Martijn Kool: Het is natuurlijk ongelukkig wat Marietje Schaake is overkomen. Ik vind dat je als politicus gewoon heel open moet zijn over je belangen, inkomsten, waar je voor staat en wat je hebt gestemd. Bij grenzen denk ik bijvoorbeeld aan dat als de nationale veiligheid in het geding is, die veiligheid boven openheid gaat. Of als het echt gaat om privacygevoelige gegevens, bijvoorbeeld over gezinsleden van een politicus, dan is terughoudendheid gepast.
Hans Alberse: Politici vervullen een publieke functie, betaald door de samenleving. Dus moet je in openheid zo ver gaan als mogelijk is. Als politicus moet je van onbesproken gedrag zijn. Alles wat daarin voorvalt of is voorgevallen moet openbaar zijn. Je moet zó open zijn, dat iedereen kan controleren of je – in plaats van het algemeen belang – geen eigen belang nastreeft. En ja, als je je gezin laat zien in een campagnefilmpje of vaak gezinsvoorbeelden aanhaalt in interviews, dan moet je ook niet raar opkijken als daar vervolgvragen over komen van journalisten. Omgekeerd vind ik het belangrijk dat politici kritisch en met respect behandeld worden. Ook door journalisten. Zij zetten zich in voor de samenleving, verrichten belangrijk werk en steken publiekelijk hun nek uit. Dat maakt hen kwetsbaar.
“Het gaat om het doel van integriteit en openheid is daarbij slechts een middel.” – Merel Heijke
Merel Heijke: Ik koppel dit vooral aan ‘de basis op orde’. Dus dat de formulieren en de techniek erachter moeten kloppen.
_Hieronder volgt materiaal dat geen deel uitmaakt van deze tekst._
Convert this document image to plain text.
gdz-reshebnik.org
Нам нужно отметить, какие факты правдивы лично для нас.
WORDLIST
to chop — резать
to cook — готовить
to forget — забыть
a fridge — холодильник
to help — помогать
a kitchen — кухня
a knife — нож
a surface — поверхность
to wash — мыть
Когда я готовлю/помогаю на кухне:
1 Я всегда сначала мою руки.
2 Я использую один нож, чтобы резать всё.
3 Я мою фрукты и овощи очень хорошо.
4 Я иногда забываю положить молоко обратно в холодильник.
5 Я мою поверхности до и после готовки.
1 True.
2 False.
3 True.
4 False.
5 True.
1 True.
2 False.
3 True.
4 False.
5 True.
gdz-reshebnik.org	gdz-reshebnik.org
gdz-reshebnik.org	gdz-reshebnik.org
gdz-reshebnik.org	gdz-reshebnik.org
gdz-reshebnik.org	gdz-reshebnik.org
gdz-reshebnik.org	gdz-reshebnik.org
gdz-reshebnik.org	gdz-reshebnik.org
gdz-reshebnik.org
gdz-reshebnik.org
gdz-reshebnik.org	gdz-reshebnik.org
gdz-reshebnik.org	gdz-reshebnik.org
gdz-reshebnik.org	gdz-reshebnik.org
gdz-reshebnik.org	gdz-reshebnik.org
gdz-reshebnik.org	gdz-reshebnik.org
Integriteit is voor mij niet zozeer dat politici melden welke banen en inkomsten ze hebben, maar vooral hoe ze met situaties van algemeen belang omgaan als ze daar zelf een individueel belang bij hebben. Het gaat om het doel van integriteit en openheid is daarbij slechts een middel.
“De kern blijft voor mij wel: open, tenzij.” – Hans Alberse
Hans Alberse: Bij grenzen denk ik aan situaties waarin sprake is van een onderhandeling waarbij te veel openheid uiteindelijk meer gemeenschapsgeld kost dan nodig is. Situaties waarin de privacy van personen of de veiligheid van groepen geschaad kan worden, vragen om terughoudendheid. De kern blijft voor mij wel: open, tenzij. Want wat inwoners niet begrijpen, is die zweem van geheimzinnigheid die het wantrouwen voedt.
Inwoners voelen vanuit de politiek vaak: “Wij bepalen wel wat goed voor u is”. Daarom moeten ambtenaren en politici openheid als een soort van tweede natuur toepassen. En dat is niet altijd gemakkelijk. Want het vrijuit kunnen denken en creatieve plannen ontwikkelen moet mogelijk blijven. Bijvoorbeeld bij de komst van een asielzoekerscentrum. In zulke situaties heb je soms ‘werkruimte’ nodig om ook wilde ideeën te noemen. Zonder de angst dat de buitenwereld meteen reageert.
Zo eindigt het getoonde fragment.